The commandline programm scrapebook
can be used to scrape books from
websites where a book is presented in separate chapters. Scraping the
whole book is done automatically provided that a link to the next
chapter is present and can be identified. It downloads a html document
from the web and writes the content into a plain text output file or
to stdout
. It can parse an url from the document for further
parsing.
scrapebook
is written in the Python programming language. So
Python, version 3, is required to
use it.
Clone this repositoy, open a terminal and cd
into the root directory
of the clone.
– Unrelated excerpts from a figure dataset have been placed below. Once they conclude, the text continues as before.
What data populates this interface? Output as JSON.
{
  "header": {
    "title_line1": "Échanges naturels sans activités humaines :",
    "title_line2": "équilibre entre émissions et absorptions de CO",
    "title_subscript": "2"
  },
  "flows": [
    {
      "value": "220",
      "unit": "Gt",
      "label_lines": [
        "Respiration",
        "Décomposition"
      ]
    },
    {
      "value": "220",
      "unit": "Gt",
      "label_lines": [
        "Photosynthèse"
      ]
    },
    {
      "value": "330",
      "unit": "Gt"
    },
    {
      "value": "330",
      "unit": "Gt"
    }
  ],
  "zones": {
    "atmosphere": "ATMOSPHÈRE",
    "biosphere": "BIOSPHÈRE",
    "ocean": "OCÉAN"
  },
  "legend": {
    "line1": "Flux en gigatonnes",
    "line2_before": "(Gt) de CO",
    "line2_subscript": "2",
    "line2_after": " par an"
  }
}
Then run
$ pip3 install -e .
After installation run scrapebook -h
on a terminal in order to read
a usage note:
$ scrapebook -h
usage: scrapebook [-h] [-o OUTFILE] [-t TAG] [-i ID] [-x] [-l NEXTLABEL] url
Scrape a book from a website, joining it's chapters.
positional arguments:
url URL to scrape content from.
optional arguments:
-h, --help show this help message and exit
-o OUTFILE, --outfile OUTFILE
The path to the output file. Writing to stdout if not
specified.
-t TAG, --tag TAG Tag name of the content container. Defaults to "div".
-i ID, --id ID Id of the content container. Defaults to "content".
-x, --next Parse for a subsequent url. By default, no further
parsing is done.
-l NEXTLABEL, --next-label NEXTLABEL
Significant part of the label of the link to the next
document's url. Defaults to ">>".
For scraping a book from, e.g., Projekt Gutenberg-DE
do:
$ scrapebook -x -i gutenb -o KdU.txt http://gutenberg.spiegel.de/buch/kritik-der-urteilskraft-3507/1
- Make parsing for the next url more flexibel.
- Other output formats that preserve emphasis, smallcaps, tables etc.